A customer can search his products, so I use the Terms lookup mechanism as a Join between products
and user selections. The problem is that some users have suscribed to more than 1024 products.
If it was a super simple query, I would run multiple queries with splitted subscriptions, but the exisiting query
is already so big and complex that it's not possible to do that.

NOTE: The solution we have actually is that the product index has a field with userid, but I 'm looking for another architecture.

Xavier

Maybe you could use parent-child to maintain the relationship. Let the product document be the parent and create a child document per user that subscribed to this product. Add a child to subscribe and remove it to unsubscribe.

I have questions about this solution:
First, you need to know that we run full reindexations and index rolling every weekend.

1°/ would you create a child document per user in the product index or into another. If you mean into the product, it's the same solution we already have , and that's why we want to change (fullreindex is to long because the query is superrrrrr long)

2°/ Is it a problem to have a parent-child relationchip between indices that are dropped and reindexed ? (But they are knowned by a fix alias)

thx !

Well, that is new information.

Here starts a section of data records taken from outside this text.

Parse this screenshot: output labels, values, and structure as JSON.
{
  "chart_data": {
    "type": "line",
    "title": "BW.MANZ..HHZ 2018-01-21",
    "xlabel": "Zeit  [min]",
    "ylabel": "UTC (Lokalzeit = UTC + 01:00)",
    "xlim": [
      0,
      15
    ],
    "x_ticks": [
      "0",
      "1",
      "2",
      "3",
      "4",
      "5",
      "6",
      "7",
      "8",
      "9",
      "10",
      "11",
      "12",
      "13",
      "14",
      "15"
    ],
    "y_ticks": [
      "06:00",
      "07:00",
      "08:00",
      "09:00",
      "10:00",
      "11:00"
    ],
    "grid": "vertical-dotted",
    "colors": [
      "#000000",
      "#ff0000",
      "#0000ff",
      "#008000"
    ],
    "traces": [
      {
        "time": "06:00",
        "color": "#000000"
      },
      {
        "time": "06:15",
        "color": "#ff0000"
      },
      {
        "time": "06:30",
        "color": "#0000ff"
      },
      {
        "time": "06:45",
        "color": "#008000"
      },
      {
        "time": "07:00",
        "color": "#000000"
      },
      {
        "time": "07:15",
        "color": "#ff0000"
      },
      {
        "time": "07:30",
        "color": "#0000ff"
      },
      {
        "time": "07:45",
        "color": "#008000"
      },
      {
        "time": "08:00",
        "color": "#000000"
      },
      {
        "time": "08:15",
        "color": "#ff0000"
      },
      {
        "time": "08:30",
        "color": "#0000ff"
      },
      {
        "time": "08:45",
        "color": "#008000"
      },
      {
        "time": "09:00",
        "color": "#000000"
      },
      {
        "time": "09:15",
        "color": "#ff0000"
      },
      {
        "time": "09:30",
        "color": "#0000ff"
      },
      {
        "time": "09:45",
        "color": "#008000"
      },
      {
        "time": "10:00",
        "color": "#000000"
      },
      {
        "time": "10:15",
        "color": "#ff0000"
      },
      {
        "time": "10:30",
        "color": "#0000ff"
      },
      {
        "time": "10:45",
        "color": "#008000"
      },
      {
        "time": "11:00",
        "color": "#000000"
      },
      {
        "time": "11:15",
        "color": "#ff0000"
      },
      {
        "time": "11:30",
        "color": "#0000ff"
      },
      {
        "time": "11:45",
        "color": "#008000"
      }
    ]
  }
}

Why are you reindexing and rolling indices every weekend?

Parent-child requires it to be in the same index.

The parent and all associated children must reside in the shard.

Yes that's what I just read, and it's not possible :frowning:

I'll search another solution because setting index.query.bool.max_clause_count: 100000
is probably not a solution...

@Christian_Dahlqvist Do you have a recommendation about the max limit for this field ? It's Long ids in our case... And the biggeste array is about 118K :-/

No, I have never tried anything at that scale.

How come you are reindexing and rolling indices every weekend? Is there no way to enhance this process to allow a different solution to the problem?

Ok, thank you.

Reindexing are done every weekend (and partial in the night) because there are changes not synchronized from our MySQL database. For old crappy reasons :wink:

thx,
Xavier

FYI: https://wiki.apache.org/lucene-java/LuceneFAQ#Why_am_I_getting_a_TooManyClauses_exception.3F

Increase the number of terms using BooleanQuery.setMaxClauseCount(). Note that this will increase the memory requirements for searches that expand to many terms. To deactivate any limits, use BooleanQuery.setMaxClauseCount(Integer.MAX_VALUE).

I would discourage to increase the maximum number of clauses, it tends to be a source of problem as Lucene may need to read from {max_clause_count} locations on the disk in parallel.

In general, terms queries are only subject to the maximum clause count if their score is required. So I'm wondering that you could work around your issue by just putting your terms query in a filter context, such as under a constant_score query or in a bool filter clause (assuming that you don't need scores for that query)?

1 Like

You are right, changing a query terms into a bool.filter.terms does not throw a too_many_clauses exception anymore.

(Having an index with a doc and a field "concurrent_company_ids" > 1024 values)
This cause an exception:

  {
    "from": 0,
    "size": 10,
    "query": {
      "terms": {
	"external_company_id": {
	  "index": "index-user-territory",
	  "type": "user_territory",
	  "id": "85",
	  "path": "concurrent_company_ids"
	}
      }
    }
  }

This one doesn't:

  {
    "from": 0,
    "size": 10,
    "query": {
      "bool": {
	"filter": [
	  {
	    "terms": {
	      "external_company_id": {
		"index": "index-user-territory",
		"type": "user_territory",
		"id": "85",
		"path": "concurrent_company_ids"
	      }
	    }
	  }
	]
      }
    }
  }

Now, I have to try to change all queries to filtered or constant_score... it's going to be tough :frowning:

1 Like

Cool, thanks for bringing closure!

Note that it also works when the terms lookup is encapsulated into a constant_score query. :+1:

thx,
Xavier

This topic was automatically closed 28 days after the last reply. New replies are no longer allowed.